Chapter 1. Legislative Findings of California Fish And Game Code >> Division 13.5. >> Chapter 1.
The Legislature finds:
(a) Jurisdiction over the protection and development of natural
resources, especially the fish resource, is of great importance to
both the State of California and California Indian tribes.
(b) To California Indian tribes, control over their minerals,
lands, water, wildlife, and other resources within Indian country is
crucial to their economic self-sufficiency and the preservation of
their heritage. On the other hand, the State of California is
concerned about protecting and developing its resources; protecting,
restoring, and developing its commercial and recreational salmon
fisheries; ensuring public access to its waterways; and protecting
the environment within its borders.
(c) More than any other issue confronting the State of California
and California Indian tribes, the regulation of natural resources,
especially fish, transcends political boundaries.

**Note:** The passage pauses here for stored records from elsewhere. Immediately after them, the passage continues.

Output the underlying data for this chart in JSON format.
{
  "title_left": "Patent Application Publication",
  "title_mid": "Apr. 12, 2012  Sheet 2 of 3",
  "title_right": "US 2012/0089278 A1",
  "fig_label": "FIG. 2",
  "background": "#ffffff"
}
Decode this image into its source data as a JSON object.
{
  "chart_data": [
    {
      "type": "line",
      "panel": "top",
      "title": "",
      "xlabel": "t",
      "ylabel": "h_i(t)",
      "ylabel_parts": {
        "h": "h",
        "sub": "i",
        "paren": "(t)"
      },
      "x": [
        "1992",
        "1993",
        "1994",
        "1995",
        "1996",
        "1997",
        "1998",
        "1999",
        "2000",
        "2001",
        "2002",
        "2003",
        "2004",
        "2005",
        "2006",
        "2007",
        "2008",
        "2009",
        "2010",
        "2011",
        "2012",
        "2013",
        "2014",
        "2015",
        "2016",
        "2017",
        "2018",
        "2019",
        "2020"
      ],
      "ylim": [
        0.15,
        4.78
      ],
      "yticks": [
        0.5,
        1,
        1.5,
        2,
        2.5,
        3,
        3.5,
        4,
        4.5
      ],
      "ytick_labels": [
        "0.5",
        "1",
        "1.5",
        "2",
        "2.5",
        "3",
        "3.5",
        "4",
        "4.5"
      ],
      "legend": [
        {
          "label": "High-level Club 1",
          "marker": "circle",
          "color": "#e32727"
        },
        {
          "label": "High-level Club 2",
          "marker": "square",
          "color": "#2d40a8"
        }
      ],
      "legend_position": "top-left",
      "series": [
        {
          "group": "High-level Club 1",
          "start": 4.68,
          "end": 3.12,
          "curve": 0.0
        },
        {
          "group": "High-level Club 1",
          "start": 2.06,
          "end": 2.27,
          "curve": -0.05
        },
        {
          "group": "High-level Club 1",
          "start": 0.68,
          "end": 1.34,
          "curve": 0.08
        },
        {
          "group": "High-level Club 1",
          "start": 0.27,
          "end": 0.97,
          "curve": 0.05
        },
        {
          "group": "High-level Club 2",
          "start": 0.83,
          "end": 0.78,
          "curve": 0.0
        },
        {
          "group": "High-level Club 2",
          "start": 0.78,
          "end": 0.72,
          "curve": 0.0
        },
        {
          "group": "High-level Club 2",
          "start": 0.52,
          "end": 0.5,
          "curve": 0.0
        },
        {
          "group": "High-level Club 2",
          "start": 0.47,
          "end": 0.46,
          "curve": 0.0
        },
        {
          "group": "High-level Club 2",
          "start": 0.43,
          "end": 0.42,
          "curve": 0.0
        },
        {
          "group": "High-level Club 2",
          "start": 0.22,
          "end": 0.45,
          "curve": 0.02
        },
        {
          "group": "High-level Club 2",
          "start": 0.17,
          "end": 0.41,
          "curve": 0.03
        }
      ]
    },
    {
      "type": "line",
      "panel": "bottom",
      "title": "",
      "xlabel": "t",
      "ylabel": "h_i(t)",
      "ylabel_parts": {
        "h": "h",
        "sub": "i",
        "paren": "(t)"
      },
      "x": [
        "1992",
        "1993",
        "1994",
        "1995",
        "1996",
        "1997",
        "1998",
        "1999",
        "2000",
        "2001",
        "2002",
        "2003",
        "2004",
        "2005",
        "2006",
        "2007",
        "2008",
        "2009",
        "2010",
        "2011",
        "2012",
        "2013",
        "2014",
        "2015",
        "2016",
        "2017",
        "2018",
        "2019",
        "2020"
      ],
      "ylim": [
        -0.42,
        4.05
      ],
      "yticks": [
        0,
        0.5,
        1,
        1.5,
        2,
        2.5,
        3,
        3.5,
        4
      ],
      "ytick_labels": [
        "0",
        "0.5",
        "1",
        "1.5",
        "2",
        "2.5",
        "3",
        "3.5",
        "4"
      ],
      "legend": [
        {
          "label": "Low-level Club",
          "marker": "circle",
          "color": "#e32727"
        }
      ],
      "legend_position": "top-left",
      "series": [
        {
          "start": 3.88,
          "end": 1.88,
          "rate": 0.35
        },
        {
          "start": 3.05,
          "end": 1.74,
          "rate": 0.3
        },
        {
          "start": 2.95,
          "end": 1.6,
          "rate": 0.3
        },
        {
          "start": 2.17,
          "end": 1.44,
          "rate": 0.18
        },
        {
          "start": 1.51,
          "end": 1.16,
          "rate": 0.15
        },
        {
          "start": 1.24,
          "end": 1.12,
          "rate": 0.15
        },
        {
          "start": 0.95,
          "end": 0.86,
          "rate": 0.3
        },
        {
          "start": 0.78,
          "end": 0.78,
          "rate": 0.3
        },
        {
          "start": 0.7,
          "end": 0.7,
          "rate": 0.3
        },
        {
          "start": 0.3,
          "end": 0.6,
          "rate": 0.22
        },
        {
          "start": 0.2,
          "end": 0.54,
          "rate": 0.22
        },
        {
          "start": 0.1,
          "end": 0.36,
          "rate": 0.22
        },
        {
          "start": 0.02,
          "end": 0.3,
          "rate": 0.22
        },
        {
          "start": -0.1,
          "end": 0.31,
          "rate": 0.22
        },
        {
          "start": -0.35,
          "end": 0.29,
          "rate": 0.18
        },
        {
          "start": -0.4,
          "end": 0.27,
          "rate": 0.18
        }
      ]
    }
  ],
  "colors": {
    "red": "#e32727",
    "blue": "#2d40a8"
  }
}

(d) In many cases, the State of California and California Indian
tribes have differed in their respective views of the nature and
extent of state versus tribal jurisdiction in areas where Indians
have historically fished. Despite these frequent and often bitter
disputes, both the state and the tribes seek, as their mutual goal,
the protection and preservation of the fish resource. This division
is an attempt to provide a legal mechanism, other than protracted and
expensive litigation over unresolved legal issues, for achieving
that mutual goal on the Klamath River.
(e) The department has exercised jurisdiction over the Klamath
River from the mouth of the river through the Yurok Reservation and
the Hoopa Valley Reservation, but the Bureau of Indian Affairs and
the Indian tribes thereon have also asserted jurisdiction over that
river. The river itself lies within a disputed area and proper
management of the resource presents, therefore, unique and difficult
problems in the exercise of fishing practices by all user groups.
(f) Although commercial fishing may not be a traditional practice
of the tribes existing along the Klamath River within the boundaries
of the land of the Yurok Reservation and the Hoopa Valley
Reservation, nevertheless, the department has historically supported
the concept of tribal fishing, including a tribal commercial fishing
industry where the industry is consistent with the need to preserve
the species, sound management, and where that usage would not
adversely effect other user groups, including sportfishing and the
ocean commercial fishery.
(g) A commercial fishery existed on the Klamath River in the late
19th century and early 20th century, in which the Indian tribes
existing along the river participated, but commercial fishing was
abolished in 1933 with the passage of the predecessor to Section
8434, and, further, that salmon resources have declined historically
due to past water developmental policies and timber harvesting
practices. With a reduced number of fish available, special laws are
needed to protect those resources and allocate them fairly among the
various user groups.
(h) This division is not only enacted to provide the legal
mechanism described above, but is also intended to encourage
cooperative agreements to allow protection of the resource among all
of the user groups. In so doing, the Legislature recognizes the
unique status of the Klamath River and the fishing therein.